SPSS Modeler is statistical analysis software used for data analysis, data mining and forecasting. Statistical analysis allows us to use a sample of data to make predictions about a larger population. Creating predictive models utilizing the information currently at your fingertips to predict what decisions will impact your future success. Predictive analytics is hugely important as it allows you to see into the future and make quality decisions based on long term planning.

Decision tree analyses are popular models because they indicate which predictors are most strongly related to the target. The purpose of decision trees is to model a series of events and look at how it affects an outcome. This type of model calculates a set of conditional probabilities based on different scenarios.

This blog will detail how to create a simple predictive model using a CHAID analysis and how to interpret the decision tree results. In this example I will be predicting student enrollment, which has two categories Yes, meaning those students who did enroll in the university and No, those students who did not enroll.

Creating the Model:

Starting from the sources tab I’m going to drag in a statistics file node and import the .sav file from my local machine.

Decision tree analysis - selecting sources

To view the data drag in a table node and attach it to the statistics node already on the canvas.

Click run and double click to view the table output.

The next step in the process is to read in the data using a type node. The type node specifies metadata and data properties for each field: the measurement level, data values, the role and missing value definitions. From the screenshot you can see that the field enroll is our target.

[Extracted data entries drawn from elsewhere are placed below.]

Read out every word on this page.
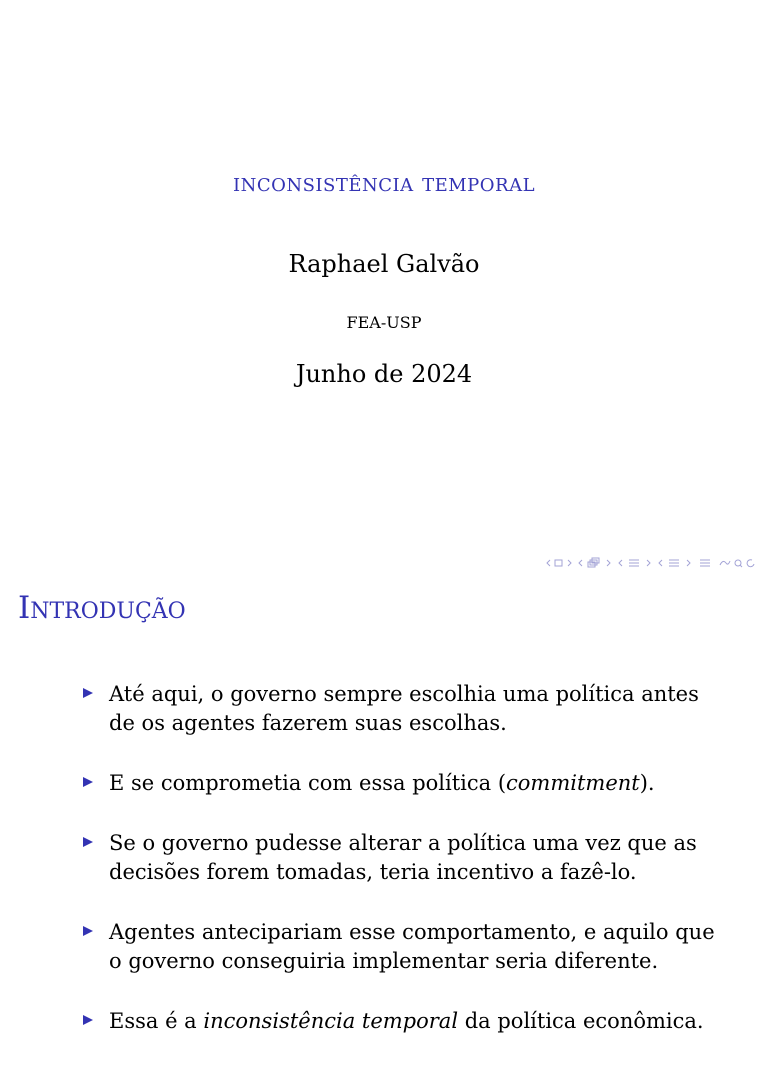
inconsistência temporal
Raphael Galvão
FEA-USP
Junho de 2024
Introdução
Até aqui, o governo sempre escolhia uma política antes de os agentes fazerem suas escolhas.
E se comprometia com essa política (commitment).
Se o governo pudesse alterar a política uma vez que as decisões forem tomadas, teria incentivo a fazê-lo.
Agentes antecipariam esse comportamento, e aquilo que o governo conseguiria implementar seria diferente.
Essa é a inconsistência temporal da política econômica.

Next drag a CHAID node and attach it to the existing type node. CHAID stands for chi square automatic interaction detection and is one of the more popular decision tree models. And really what’s going on behind the scenes is that the model is running the chi square test many times. This will make more sense in just a little bit, but essentially, the model is picking the predictors with the strongest relationship with the outcome field and that is determined by the field that has the highest chi square statistic.

Edit the CHAID node and make sure the target is set correctly. You can also remove any inputs or predictors that you don’t want included in the model. When you’re ready click the Run icon in the lower left hand corner to create the model.

If all goes well you will get the golden nugget. Double click the nugget to see the results.

What we have here are the top predictors of enrollment. The top three predictors are financial aid, overnight visit and alumni meeting. In total there were six predictors that the model deemed important. To view the decision tree click on the Viewer tab.

Interpreting the Results:

The decision tree starts with the root node, which simply shows the distribution of the outcome field, which as we know is enrollment.  The data is then split based on statistical significance by the predictor with the strongest relationship with the target field, financial aid in this case. And you can see that there are five “buckets” that financial aid has been split into (0%, 1%-25%, 26%-5-%, 51%-75% and 75% +). Looking at those students who were offered a  51%-75% financial aid package, the model was able to predict that those students would enroll roughly 54% of the time. This prediction applied to 416 students and the model was accurate 224 times.

As we continue to work our way down the tree, we see that the next most important variable is an overnight visit. If a student was offered a financial aid package of 51%-75% and also took an overnight visit we were able to accurately predict that they would enroll around 93% of the time. Alternatively, if students did not take an overnight visit we predicted that they would not enroll 63% of the time. This rule applied to 289 students and we were accurate about 183 times.

And just like that we continue to work our way down the tree to the next most significant variable until we reach a terminal node, which signifies that the prediction has ended.

This was a simple decision tree aimed as showing which variables help us to accurately predict student enrollment. Keep in mind that predictive analytics can be applied in a variety of industries including education, retail, healthcare and finance just to name a few.